I also remember a few days when you came out here to visit me, in the real world. It was truly amazing how we just started talking, like we had always been friends. No awkwardness or contrived personas. Just honest conversations.
And then you started dating other guys. You always seemed to pick the absolute worst excuses for males you could find. No matter how many times I said “This guy sounds like bad news,” you would say “I know what I’m doing. Back off.” So, I would.
I still loved you.
I remember when you told me that you had a one night stand with some guy. Somehow, I managed to remain calm and collected as you went through the details of why you did it. I nearly threw up as you tried to rationalize it. But, I kept my chin up and kept trying to help you. You always asked for my advice, but you never listened. I think I could have helped a little…

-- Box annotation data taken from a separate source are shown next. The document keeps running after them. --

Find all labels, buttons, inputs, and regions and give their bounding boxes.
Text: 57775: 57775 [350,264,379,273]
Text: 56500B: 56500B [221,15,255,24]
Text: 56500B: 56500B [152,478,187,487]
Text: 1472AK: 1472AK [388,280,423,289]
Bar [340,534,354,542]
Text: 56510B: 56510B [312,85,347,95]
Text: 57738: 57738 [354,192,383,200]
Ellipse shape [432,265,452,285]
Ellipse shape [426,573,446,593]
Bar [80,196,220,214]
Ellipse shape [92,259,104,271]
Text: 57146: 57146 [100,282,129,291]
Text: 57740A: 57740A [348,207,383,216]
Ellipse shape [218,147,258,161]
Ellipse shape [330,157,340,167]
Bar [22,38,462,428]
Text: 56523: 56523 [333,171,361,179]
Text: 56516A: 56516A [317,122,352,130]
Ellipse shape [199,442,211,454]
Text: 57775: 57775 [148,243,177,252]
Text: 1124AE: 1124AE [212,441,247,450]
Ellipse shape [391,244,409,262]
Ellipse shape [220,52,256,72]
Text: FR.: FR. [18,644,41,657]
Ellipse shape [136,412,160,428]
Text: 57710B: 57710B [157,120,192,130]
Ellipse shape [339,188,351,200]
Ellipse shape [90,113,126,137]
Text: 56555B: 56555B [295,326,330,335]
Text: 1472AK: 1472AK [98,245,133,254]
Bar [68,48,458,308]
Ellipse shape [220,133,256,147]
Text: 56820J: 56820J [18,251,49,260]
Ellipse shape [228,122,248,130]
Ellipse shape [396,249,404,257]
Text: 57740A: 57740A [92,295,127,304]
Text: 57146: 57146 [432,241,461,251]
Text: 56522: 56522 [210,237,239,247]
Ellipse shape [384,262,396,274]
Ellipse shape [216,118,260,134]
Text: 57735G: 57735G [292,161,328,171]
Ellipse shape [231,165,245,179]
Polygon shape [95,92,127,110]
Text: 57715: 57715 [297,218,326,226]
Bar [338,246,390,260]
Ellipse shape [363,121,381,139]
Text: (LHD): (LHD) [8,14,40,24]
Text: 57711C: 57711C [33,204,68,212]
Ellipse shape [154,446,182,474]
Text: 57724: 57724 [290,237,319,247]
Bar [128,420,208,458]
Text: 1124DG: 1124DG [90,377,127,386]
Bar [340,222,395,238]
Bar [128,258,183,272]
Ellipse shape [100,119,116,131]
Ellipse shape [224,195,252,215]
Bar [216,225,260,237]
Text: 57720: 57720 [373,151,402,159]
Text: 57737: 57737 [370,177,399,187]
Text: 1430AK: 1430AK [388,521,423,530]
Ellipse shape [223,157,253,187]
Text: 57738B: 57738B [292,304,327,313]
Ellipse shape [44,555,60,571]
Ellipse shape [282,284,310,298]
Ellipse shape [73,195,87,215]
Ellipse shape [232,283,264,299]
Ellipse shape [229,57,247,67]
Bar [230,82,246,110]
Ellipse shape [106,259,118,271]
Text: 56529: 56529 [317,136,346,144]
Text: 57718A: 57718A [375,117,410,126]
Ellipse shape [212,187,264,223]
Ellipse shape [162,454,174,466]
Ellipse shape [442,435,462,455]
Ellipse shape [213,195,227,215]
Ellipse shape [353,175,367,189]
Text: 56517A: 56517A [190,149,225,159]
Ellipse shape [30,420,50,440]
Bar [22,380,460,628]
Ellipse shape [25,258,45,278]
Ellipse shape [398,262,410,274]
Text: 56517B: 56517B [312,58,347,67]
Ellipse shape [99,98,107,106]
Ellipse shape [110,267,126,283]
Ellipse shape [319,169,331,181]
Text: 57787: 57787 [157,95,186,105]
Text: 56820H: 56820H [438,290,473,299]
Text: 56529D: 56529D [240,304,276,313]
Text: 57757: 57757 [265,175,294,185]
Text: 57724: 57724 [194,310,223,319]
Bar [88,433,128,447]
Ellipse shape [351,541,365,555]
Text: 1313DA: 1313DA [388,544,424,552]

Suddenly, you started talking about how nobody ever cared about you, and about how every guy was just awful and mean. I often wondered why I kept putting up with you, but for some reason, I did.
Perhaps I still loved you.
And now, you seem to actively avoid me. I try to talk to you, and you run away. I’ve tried to keep our friendship alive, but you don’t seem to want that. Honestly, it hurts.
But despite all of that, I still love you. I still think that you are the most beautiful girl that I’ve ever met. I still think that you are wonderful. I still wish that you loved me too. But, I know that you never will.
With that, I just want to say, be careful. I hope that you will keep being the intelligent, funny, genuine person that I’ve loved for years.
I’ll always be here for you. If you ever need me, you know where I am.